# I thot I sawed a Puddy Tat!



## grandpawrichard (Jan 19, 2014)

Some photos that my wife took of little "Tweety" Birds.






















I'm going to have to quit teaching her how to use the camera and quit telling her what settings to use. Otherwise she will be constantly out doing me when we go out on photo shoots!

Dick


----------



## Lee Woodie (Jan 19, 2014)

Great shots from the wife just buy her a camera and her go with it tell her to keep posting


----------



## grandpawrichard (Jan 19, 2014)

Lee,

She already uses on of my Canon 7D cameras with a Canon 300 IS L series lenses or a 24-105 L. 
She just doesn't understand how to use the F/stops and shutter speeds.  I can talk to her about it until I'm blue in the face, but she just doesn't get it. So I just tell her "try ----ISO and ---shutter speed or change to ---f/stop".   

Dick


----------



## carolinagreenhead (Jan 19, 2014)

Looks like you've got some local competition.
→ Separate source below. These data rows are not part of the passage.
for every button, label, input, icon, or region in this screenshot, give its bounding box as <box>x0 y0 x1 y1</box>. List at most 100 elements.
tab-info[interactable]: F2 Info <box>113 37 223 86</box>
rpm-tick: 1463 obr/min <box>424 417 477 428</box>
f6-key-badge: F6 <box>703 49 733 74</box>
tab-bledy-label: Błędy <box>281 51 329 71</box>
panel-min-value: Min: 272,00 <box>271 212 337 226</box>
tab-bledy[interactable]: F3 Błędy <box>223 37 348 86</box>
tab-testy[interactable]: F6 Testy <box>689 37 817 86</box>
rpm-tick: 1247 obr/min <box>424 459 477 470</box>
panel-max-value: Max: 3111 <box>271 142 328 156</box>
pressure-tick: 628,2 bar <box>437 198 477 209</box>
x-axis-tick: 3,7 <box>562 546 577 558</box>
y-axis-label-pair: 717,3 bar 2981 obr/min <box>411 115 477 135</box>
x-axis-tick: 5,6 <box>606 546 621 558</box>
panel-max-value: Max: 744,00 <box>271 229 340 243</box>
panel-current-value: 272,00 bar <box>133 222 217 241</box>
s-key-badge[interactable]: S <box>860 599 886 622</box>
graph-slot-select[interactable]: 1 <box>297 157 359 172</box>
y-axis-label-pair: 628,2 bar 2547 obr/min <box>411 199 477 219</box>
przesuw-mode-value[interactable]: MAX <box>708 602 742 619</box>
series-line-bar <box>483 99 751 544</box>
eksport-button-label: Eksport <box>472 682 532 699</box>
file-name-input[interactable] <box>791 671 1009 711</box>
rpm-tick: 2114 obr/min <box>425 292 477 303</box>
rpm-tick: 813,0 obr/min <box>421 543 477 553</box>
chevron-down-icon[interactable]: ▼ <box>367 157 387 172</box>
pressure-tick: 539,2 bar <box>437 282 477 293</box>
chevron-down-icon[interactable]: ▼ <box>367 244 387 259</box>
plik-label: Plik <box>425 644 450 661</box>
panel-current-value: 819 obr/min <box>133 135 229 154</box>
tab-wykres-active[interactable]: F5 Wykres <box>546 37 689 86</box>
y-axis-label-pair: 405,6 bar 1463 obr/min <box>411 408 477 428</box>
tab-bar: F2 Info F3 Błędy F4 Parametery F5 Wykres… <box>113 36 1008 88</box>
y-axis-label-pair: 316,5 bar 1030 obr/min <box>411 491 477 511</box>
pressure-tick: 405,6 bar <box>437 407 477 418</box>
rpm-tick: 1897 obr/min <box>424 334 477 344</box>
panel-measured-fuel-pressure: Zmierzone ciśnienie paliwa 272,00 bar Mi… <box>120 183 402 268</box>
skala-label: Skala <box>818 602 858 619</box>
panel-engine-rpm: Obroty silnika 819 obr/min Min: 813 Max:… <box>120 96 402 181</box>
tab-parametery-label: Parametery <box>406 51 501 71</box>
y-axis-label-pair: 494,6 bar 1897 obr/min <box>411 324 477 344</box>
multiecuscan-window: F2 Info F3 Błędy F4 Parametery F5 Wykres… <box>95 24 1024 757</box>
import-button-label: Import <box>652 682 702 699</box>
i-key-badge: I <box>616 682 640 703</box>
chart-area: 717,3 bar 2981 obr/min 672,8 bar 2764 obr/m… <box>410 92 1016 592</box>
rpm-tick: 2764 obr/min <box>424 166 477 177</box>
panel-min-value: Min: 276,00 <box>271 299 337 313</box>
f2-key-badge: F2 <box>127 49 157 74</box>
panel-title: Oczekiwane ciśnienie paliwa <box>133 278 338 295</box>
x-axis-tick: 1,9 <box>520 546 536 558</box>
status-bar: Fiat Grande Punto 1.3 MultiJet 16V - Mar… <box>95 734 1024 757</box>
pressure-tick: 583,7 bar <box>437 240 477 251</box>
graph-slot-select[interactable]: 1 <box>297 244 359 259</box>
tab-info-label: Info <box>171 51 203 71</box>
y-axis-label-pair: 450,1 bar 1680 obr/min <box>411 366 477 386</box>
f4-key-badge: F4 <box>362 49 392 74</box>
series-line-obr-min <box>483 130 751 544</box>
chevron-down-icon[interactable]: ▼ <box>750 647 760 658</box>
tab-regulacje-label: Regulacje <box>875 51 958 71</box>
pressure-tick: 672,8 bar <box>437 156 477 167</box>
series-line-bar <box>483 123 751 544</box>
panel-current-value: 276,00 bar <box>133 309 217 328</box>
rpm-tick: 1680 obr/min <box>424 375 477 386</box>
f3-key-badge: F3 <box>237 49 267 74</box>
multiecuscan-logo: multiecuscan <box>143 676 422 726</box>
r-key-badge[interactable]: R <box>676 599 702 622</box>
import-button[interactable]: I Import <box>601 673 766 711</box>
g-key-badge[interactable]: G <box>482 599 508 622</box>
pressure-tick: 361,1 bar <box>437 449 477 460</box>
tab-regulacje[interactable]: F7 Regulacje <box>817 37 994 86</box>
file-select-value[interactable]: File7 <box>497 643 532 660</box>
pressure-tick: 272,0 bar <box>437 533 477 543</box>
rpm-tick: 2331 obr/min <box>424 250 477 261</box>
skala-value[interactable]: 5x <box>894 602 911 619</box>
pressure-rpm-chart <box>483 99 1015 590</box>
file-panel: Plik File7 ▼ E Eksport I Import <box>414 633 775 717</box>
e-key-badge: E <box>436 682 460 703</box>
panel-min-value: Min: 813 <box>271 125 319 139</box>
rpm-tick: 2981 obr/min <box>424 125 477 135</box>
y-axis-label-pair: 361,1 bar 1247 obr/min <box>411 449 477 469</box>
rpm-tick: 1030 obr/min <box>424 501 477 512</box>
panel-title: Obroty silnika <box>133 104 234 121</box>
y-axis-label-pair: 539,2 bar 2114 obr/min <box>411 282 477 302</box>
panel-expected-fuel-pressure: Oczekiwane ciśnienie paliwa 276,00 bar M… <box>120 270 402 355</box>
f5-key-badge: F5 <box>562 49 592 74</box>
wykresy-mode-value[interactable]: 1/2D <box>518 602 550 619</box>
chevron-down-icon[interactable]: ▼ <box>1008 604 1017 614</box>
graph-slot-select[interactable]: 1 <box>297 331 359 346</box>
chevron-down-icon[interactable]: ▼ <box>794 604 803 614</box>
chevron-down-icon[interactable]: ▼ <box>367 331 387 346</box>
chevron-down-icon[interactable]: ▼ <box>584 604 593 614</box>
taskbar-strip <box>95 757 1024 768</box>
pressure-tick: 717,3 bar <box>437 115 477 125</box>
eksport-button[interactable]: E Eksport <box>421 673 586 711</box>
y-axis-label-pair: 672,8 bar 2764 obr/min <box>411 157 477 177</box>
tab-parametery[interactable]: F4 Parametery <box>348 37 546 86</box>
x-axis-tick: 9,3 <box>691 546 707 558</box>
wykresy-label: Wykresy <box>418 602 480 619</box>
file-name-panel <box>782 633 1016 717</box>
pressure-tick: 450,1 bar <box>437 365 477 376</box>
Great shots.


----------



## Broken Arrow 68 (Jan 20, 2014)

When I saw the title to this thread, I just KNEW I'd see a photo of a black panther when I opened it.


----------



## carver (Jan 20, 2014)

Beautiful shots Dick, wife's got talent


----------



## wvdawg (Jan 20, 2014)

She has a good eye - just set her on auto and have fun!


----------



## grandpawrichard (Jan 20, 2014)

Thanks guys!  She has a Good Eye and a Fantastic Teacher!   

Dick


----------



## Lee Woodie (Jan 20, 2014)

grandpawrichard said:


> Thanks guys!  She has a Good Eye and a Fantastic Teacher!
> 
> Dick



there come's a time when the student teaches the teacher


----------



## Hoss (Jan 21, 2014)

Tell her well done.  Those are some great shots.

Hoss


----------